Poland’s government is reaching out to its partners in NATO over what it feels is a broken promise from Germany regarding the replenishment of the country’s tank supply. Following the Russian invasion of Ukraine in February 2022, Germany had promised to send Poland tanks if it transferred its reserve of Soviet-produced T-72 tanks to the Ukrainian military.
German Chancellor Olaf Scholz also approached other eastern NATO countries, such as the Czech Republic and Romania, to participate in the so-called Ringtausch. Under the deal, those countries that agreed to send tanks to Ukraine would have their fleets quickly replaced by vehicles sent from Germany.
Believing it would receive modern tanks, such as the Leopard 2 main battle tank (MBT), Poland transferred its reserve of over 200 T-72 tanks. While old, the armored vehicles are still highly effective, and were considered ideal to send to Ukraine, as its forces know how to operate them.
In May 2022, Polish President Andrzej Duda told the media that Germany has reneged on its word to deliver tanks to replace the ones sent to Ukraine. In an interview with German news outlet Welt, he said, “We have provided Ukraine with a large number of tanks […] because we believe it is our responsibility as a neighbor. By doing so, we depleted our own military potential and stockpiles.”
Duda added that Poland already has a large number of Leopard 2 tanks in its arsenal and is awaiting the additional units promised by the German government. At the time, numerous outlets were reporting that Poland was interested in receiving the newer 2A7 model of the tank, which German Federal Minister of Defence Christine Lambrecht said was impossible, as the Bundeswehr didn’t have enough to transfer.
Polish Minister of National Defence Mariusz Błaszczak later disputed the claims that the country’s government was interested in the 2A7, saying they were initially fine receiving the older 2A4 model.

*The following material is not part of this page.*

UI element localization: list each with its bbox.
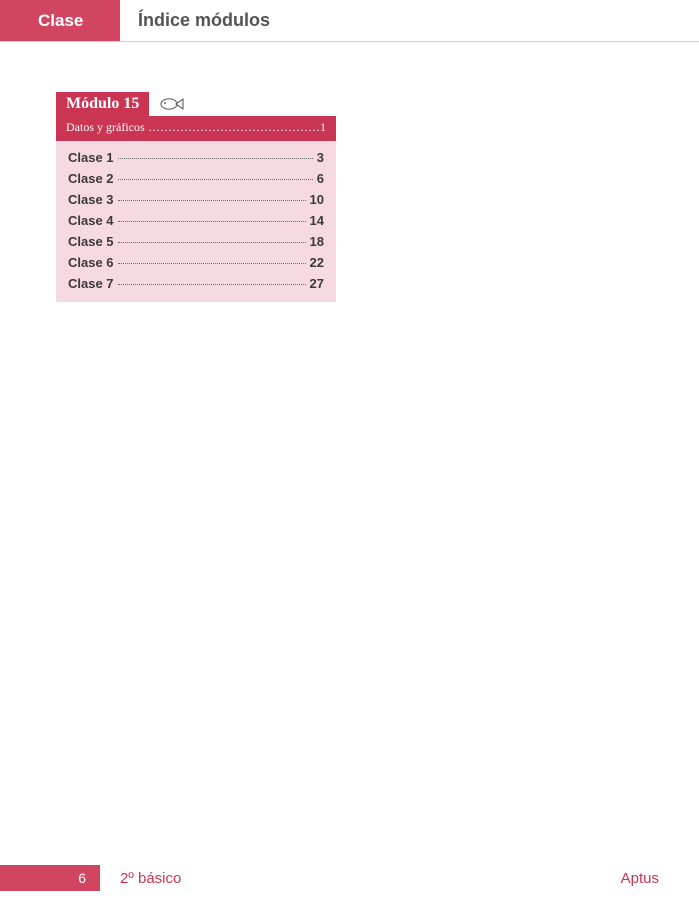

“The story goes like this: After we passed our tanks to Ukraine, I talk to my German counterpart, Christine Lambrecht,” he said during an interview with the media. “I was asked whether we were interested in Germany helping us fill the gap that had appeared. I said that of course, we were interested and indicated Leopards 2A4, which are tanks we already have, not the latest version.”
Błaszczak added that “Germany started to deceive us, saying that it’s not an immediate issue and that analyses were needed.” This later led to just 20 2A4s being offered, which “are now in a condition that makes them unfit for service.” It’s estimated that the tanks would need a least a year of work done to make them of use to the Polish Armed Forces.
“I answered that we counted on at least a battalion of tanks, which according to Western standards is 44 tanks and according to Polish standards – 58,” he concluded.
As recently as July 2022, Poland is still claiming that Germany has gone back on its word, with Deputy Foreign Minister Szymon Andrzej Szynkowski vel Sęk saying the German government had planned to send tanks that were older than the T-72s sent to Ukraine.
“German promises of ring exchange of tanks turned out to be deceptive maneuvers,” he said. “This proposal cannot be accepted because we are not interested in deteriorating the condition of our weapons and training our soldiers on 1960s equipment.”
He also added that Germany had only planned to send 20 of the older Leopard 2 tanks, beginning in the spring of 2023 – at only one per month. This has led the Polish government to take the matter to NATO, in the hopes of coming to a resolution.
“We were offered a symbolic number of tanks,” he said. “It is difficult to take this as a serious offer after we delivered more than 200 tanks to Ukraine in two months, so Poland prefers to talk to other NATO partners who are really ready to help us with this.”
According to a spokesperson for the German government, Leopard 2A4s have already been delivered to the Czech Republic as part of the Ringtausch. At present, Poland has received additional tanks from the United Kingdom and the United States.